The algorithm, specifically engineered for rapid success, prioritizes engagement over artistic depth. This has fundamentally changed the way music has been distributed to the public, while also removing the connectivity between the artist and the viewers. The aim is to expose the songs to as many viewers as possible, subverting the original intent of getting the music to those who would appreciate and understand the art. While this has undeniably democratized exposure, giving unsigned artists a chance to go viral overnight, it has also stripped away some of the intimacy between artist and audience.
On a different note, vinyl record sales, which recently hit a 35-year high last year, are being fueled by younger generations who are seeking a more tangible connection to music in an increasingly disposable culture.
The revived interest in records should, in many ways, be interpreted as cultural self-correction — a full circle moment. In response to the craving for authenticity and connection that has since been eroded by TikTok, people have been pushed to return to physicality, patience, and narrative.

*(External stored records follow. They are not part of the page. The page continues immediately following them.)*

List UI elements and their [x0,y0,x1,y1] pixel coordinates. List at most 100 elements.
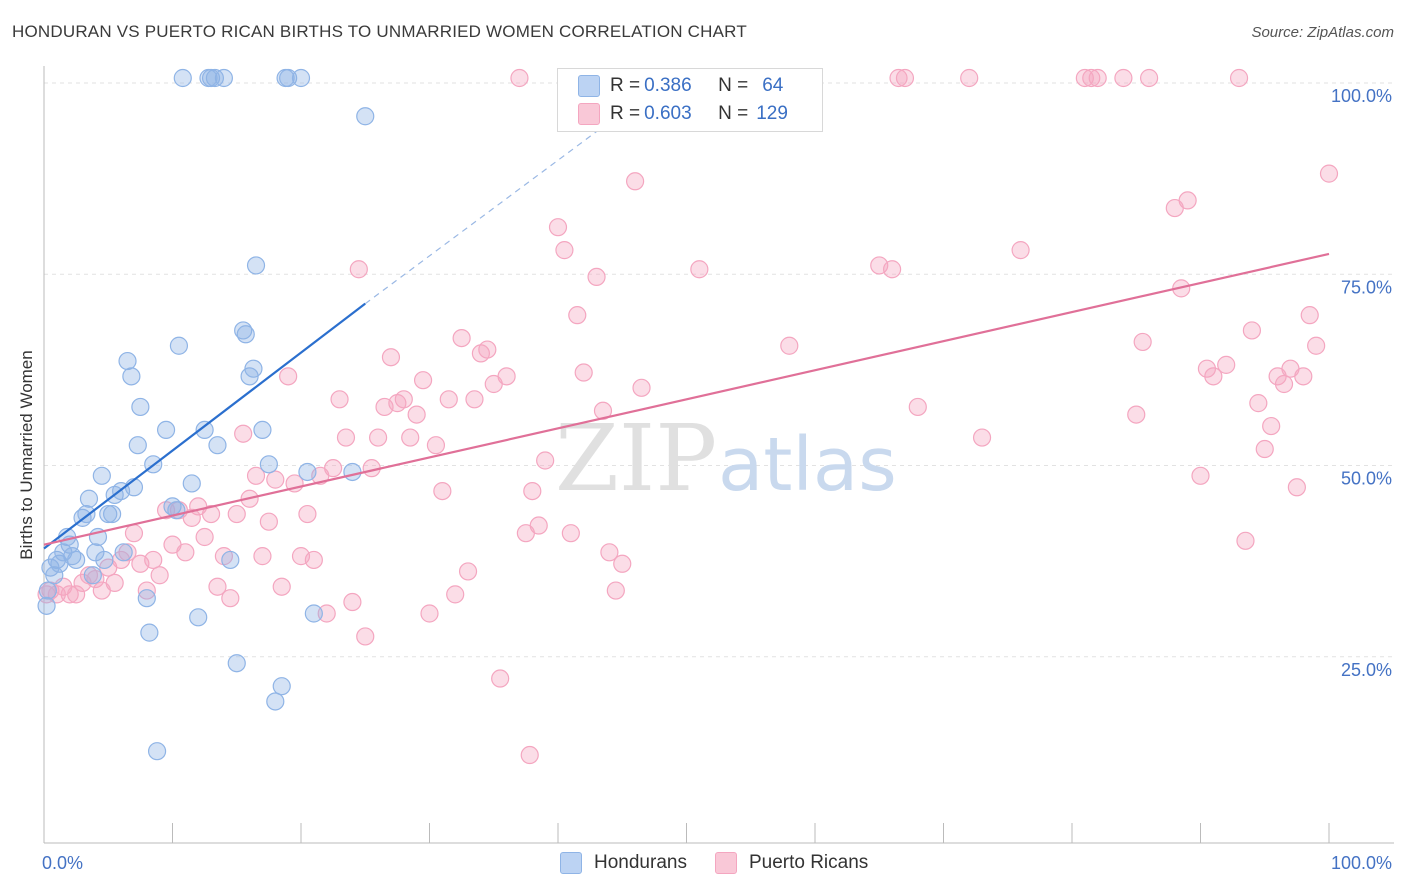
puerto-ricans-point [497,367,516,386]
puerto-ricans-point [356,627,375,646]
puerto-ricans-point [1319,164,1339,183]
puerto-ricans-point [960,68,979,88]
puerto-ricans-point [394,390,413,409]
x-tick-label: 0.0% [42,853,83,873]
puerto-ricans-point [324,459,343,478]
hondurans-point [244,359,263,378]
hondurans-point [156,420,176,439]
legend-n-value: 64 [762,75,784,96]
puerto-ricans-point [1114,68,1133,88]
hondurans-point [173,68,192,88]
hondurans-point [137,589,156,608]
y-axis-label: Births to Unmarried Women [17,350,36,559]
puerto-ricans-point [1178,191,1197,210]
hondurans-point [236,325,255,344]
puerto-ricans-point [632,378,651,397]
puerto-ricans-point [369,428,388,447]
puerto-ricans-point [279,367,298,386]
hondurans-point [195,420,214,439]
puerto-ricans-point [561,524,580,543]
puerto-ricans-point [1242,321,1262,340]
puerto-ricans-point [446,585,465,604]
hondurans-point [140,623,159,642]
hondurans-point [182,474,201,493]
hondurans-point [291,68,311,88]
hondurans-point [227,654,246,673]
puerto-ricans-point [433,482,452,501]
hondurans-point [92,466,111,485]
puerto-ricans-point [426,436,446,455]
puerto-ricans-point [452,329,471,348]
hondurans-point [124,478,144,497]
puerto-ricans-point [1011,241,1030,260]
hondurans-point [118,351,137,371]
series-legend: Hondurans Puerto Ricans [560,852,896,874]
puerto-ricans-trend-line [43,252,1330,546]
puerto-ricans-point [208,577,227,596]
legend-n-label: N = [718,75,749,96]
puerto-ricans-point [972,428,992,447]
puerto-ricans-point [523,482,542,501]
legend-r-label: R = [610,103,641,124]
hondurans-point [279,68,298,88]
puerto-ricans-point [1262,416,1281,436]
puerto-ricans-point [201,504,221,524]
puerto-ricans-point [690,260,709,279]
legend-swatch-hondurans [578,75,600,97]
hondurans-point [114,543,133,562]
hondurans-point [38,581,57,600]
hondurans-point [246,256,266,275]
legend-swatch-puerto-ricans [578,103,600,125]
puerto-ricans-point [349,260,368,279]
puerto-ricans-point [520,745,539,765]
hondurans-point [95,550,114,570]
puerto-ricans-point [272,577,291,596]
puerto-ricans-point [105,573,124,593]
puerto-ricans-point [401,428,420,447]
series-legend-swatch-puerto-ricans [714,852,737,874]
puerto-ricans-point [625,172,645,191]
watermark-atlas: atlas [718,422,897,508]
puerto-ricans-point [1300,306,1319,325]
puerto-ricans-point [407,405,426,424]
hondurans-point [189,608,208,627]
puerto-ricans-point [536,451,555,470]
puerto-ricans-point [195,527,214,547]
puerto-ricans-point [330,390,349,409]
puerto-ricans-point [336,428,356,447]
puerto-ricans-point [568,306,587,325]
hondurans-point [103,504,122,524]
hondurans-point [99,504,118,524]
x-tick-label: 100.0% [1331,853,1392,873]
puerto-ricans-point [510,68,529,88]
hondurans-point [122,367,141,386]
puerto-ricans-point [908,397,927,417]
series-hondurans [37,68,375,761]
hondurans-point [131,397,150,417]
puerto-ricans-point [1249,394,1268,413]
puerto-ricans-point [613,554,632,573]
hondurans-point [169,336,189,355]
hondurans-point [272,677,291,696]
series-legend-label-puerto-ricans: Puerto Ricans [748,852,869,873]
puerto-ricans-point [1236,531,1255,550]
puerto-ricans-point [548,218,568,237]
puerto-ricans-point [1307,336,1326,355]
puerto-ricans-point [1139,68,1159,88]
puerto-ricans-point [144,550,163,570]
y-tick-label: 25.0% [1341,660,1392,680]
legend-row-puerto-ricans: R = 0.603 N = 129 [578,100,792,128]
hondurans-point [199,68,218,88]
legend-r-value: 0.386 [644,75,692,96]
hondurans-point [298,462,317,482]
puerto-ricans-point [491,669,510,688]
puerto-ricans-point [895,68,915,88]
hondurans-point [214,68,233,88]
hondurans-point [208,436,227,455]
puerto-ricans-point [420,604,439,623]
puerto-ricans-point [381,348,401,367]
y-tick-label: 75.0% [1341,277,1392,297]
puerto-ricans-point [124,524,144,543]
puerto-ricans-point [137,581,156,600]
puerto-ricans-point [1287,478,1306,497]
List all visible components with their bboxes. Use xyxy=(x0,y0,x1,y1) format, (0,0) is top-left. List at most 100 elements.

The act should serve as a reminder that music at its core is not meant to be scrolled past, but lived with. This vinyl revival alludes to the ever-growing rejection of the algorithmic acceleration of music. It reminds us that in an era fixated on immediate attention, there is a subversive power in patience, in listening to music in the way it was intended to be heard — all the way through.
TikTok has built an industry upon short attention spans, stripping music down to just its most marketable bits and fragments. The catchy hook, the sped-up chorus, or the gratifying beat is now replacing the carefully crafted slow burn of a song, shifting the focus from invoking emotion to fighting for the attention of the listeners.